HOŞGELDİNİZ! BUGÜN 29 EKİM 2025, ÇARŞAMBA

"Sessiz Kalmak Zulme Ortak Olmaktır"

Prof. Dr. Mahmut Yardımcıoğlu'ndan Doğu Türkistan Tepkisi:
 
29.10.2025 00:43
"Sessiz Kalmak Zulme Ortak Olmaktır"
"Sessiz Kalmak Zulme Ortak Olmaktır"
Batı Asya Araştırmaları Enstitüsü Başkanı Prof. Dr. Mahmut Yardımcıoğlu, Doğu Türkistan'da yaşanan insan hakları ihlallerine dikkat çekerek, uluslararası topluma çağrıda bulundu.

Yardımcıoğlu, "Doğu Türkistan'dakiler insan değil mi? Sessiz kalmak, zulme ortak olmaktır" ifadelerini kullandı.

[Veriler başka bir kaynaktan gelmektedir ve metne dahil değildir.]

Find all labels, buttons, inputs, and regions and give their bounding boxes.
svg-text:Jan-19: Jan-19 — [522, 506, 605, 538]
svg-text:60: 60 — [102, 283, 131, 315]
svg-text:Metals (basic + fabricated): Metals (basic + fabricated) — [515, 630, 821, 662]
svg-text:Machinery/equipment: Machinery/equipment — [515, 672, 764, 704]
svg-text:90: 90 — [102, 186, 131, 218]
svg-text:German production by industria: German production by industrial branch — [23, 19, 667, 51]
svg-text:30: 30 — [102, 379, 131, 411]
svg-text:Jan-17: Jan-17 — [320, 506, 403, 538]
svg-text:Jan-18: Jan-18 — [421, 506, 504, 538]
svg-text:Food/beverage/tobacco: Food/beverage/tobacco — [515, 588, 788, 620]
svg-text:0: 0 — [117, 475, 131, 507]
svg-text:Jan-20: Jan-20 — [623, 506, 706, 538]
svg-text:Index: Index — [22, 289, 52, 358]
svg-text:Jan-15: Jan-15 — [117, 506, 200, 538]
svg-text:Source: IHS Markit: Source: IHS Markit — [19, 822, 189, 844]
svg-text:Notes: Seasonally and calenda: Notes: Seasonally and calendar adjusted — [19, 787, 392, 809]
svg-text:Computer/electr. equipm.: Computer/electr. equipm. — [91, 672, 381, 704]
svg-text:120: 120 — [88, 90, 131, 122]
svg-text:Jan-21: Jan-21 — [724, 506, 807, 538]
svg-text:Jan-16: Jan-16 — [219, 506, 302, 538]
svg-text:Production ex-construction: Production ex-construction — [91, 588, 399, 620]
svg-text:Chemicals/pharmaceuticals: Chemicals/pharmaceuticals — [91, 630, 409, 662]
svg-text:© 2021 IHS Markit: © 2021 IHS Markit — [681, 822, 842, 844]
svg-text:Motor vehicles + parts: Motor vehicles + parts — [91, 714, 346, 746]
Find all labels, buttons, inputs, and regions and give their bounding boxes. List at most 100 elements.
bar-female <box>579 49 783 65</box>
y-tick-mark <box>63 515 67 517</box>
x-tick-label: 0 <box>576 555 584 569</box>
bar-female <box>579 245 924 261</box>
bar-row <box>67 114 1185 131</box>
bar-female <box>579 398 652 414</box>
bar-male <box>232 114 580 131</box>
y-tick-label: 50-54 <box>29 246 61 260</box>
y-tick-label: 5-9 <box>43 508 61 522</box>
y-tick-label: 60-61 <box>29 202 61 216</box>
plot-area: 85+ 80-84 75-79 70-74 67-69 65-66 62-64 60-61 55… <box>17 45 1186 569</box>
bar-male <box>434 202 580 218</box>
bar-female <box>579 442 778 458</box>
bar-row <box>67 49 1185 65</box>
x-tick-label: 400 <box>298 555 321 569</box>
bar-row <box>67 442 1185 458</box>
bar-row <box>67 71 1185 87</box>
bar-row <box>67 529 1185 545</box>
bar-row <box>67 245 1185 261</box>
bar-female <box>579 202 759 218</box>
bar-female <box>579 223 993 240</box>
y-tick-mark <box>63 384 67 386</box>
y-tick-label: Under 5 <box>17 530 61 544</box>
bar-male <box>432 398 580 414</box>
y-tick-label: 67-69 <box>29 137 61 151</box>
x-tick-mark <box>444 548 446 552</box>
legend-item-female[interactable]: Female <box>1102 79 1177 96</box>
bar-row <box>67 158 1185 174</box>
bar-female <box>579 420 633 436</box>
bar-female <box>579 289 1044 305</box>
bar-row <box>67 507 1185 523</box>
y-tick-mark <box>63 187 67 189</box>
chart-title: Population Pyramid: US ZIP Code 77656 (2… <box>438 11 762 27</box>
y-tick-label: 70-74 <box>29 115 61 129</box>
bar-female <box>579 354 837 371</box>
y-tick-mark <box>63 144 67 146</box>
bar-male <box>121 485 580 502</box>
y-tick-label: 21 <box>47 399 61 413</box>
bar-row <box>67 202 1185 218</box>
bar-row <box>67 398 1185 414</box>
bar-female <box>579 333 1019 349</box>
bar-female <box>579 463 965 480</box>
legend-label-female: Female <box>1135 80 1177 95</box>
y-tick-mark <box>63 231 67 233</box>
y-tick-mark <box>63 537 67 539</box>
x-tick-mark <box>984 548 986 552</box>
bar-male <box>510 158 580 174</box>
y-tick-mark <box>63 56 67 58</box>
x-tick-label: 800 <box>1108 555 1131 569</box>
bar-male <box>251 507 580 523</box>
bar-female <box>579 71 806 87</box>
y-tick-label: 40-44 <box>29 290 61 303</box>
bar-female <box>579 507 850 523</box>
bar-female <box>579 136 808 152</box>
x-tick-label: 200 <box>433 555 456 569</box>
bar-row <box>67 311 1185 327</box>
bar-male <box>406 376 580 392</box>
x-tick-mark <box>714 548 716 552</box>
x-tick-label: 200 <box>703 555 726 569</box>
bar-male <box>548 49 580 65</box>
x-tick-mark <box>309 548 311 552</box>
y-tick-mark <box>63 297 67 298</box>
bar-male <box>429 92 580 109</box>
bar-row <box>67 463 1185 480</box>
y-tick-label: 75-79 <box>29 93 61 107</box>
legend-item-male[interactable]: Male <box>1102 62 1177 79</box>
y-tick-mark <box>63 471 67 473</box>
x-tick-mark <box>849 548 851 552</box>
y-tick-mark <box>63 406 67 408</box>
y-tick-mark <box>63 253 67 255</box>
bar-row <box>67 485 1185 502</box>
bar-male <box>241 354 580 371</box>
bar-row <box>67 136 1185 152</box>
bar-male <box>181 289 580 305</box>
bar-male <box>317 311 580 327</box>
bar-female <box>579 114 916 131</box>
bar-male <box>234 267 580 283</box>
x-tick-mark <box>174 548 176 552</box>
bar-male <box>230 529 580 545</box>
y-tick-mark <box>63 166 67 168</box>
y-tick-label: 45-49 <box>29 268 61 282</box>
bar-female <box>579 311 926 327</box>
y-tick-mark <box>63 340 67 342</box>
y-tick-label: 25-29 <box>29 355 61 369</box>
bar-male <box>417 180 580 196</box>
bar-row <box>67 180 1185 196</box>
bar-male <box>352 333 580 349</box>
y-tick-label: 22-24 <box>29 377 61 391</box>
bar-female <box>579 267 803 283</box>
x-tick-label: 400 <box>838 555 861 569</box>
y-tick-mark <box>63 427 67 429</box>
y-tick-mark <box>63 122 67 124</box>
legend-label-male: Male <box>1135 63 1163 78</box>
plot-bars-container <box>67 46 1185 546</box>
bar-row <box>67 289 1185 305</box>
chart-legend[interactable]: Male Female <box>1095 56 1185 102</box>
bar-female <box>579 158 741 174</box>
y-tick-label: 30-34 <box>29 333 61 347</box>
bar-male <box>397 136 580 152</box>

Prof. Dr. Yardımcıoğlu, yaptığı açıklamada Doğu Türkistan'da milyonlarca insanın temel hak ve özgürlüklerinden mahrum bırakıldığını vurguladı. Camilerin kapatıldığı, dini uygulamaların yasaklandığı, toplulukların zorla asimilasyon politikalarına tabi tutulduğunu belirten Yardımcıoğlu, eğitim ve iş hayatında da ağır ayrımcılığın yaşandığını ifade etti.

 "Binlerce kişi keyfi tutuklamalarla, zorla çalıştırma ve baskı politikalarıyla karşı karşıya. Bu tablo, insanlık vicdanını derinden yaralıyor."

Yardımcıoğlu, yaşananların uluslararası insan hakları sözleşmelerine açıkça aykırı olduğunu dile getirerek, "Sessiz kalmak, bu zulmün sürmesine hizmet etmektir" dedi.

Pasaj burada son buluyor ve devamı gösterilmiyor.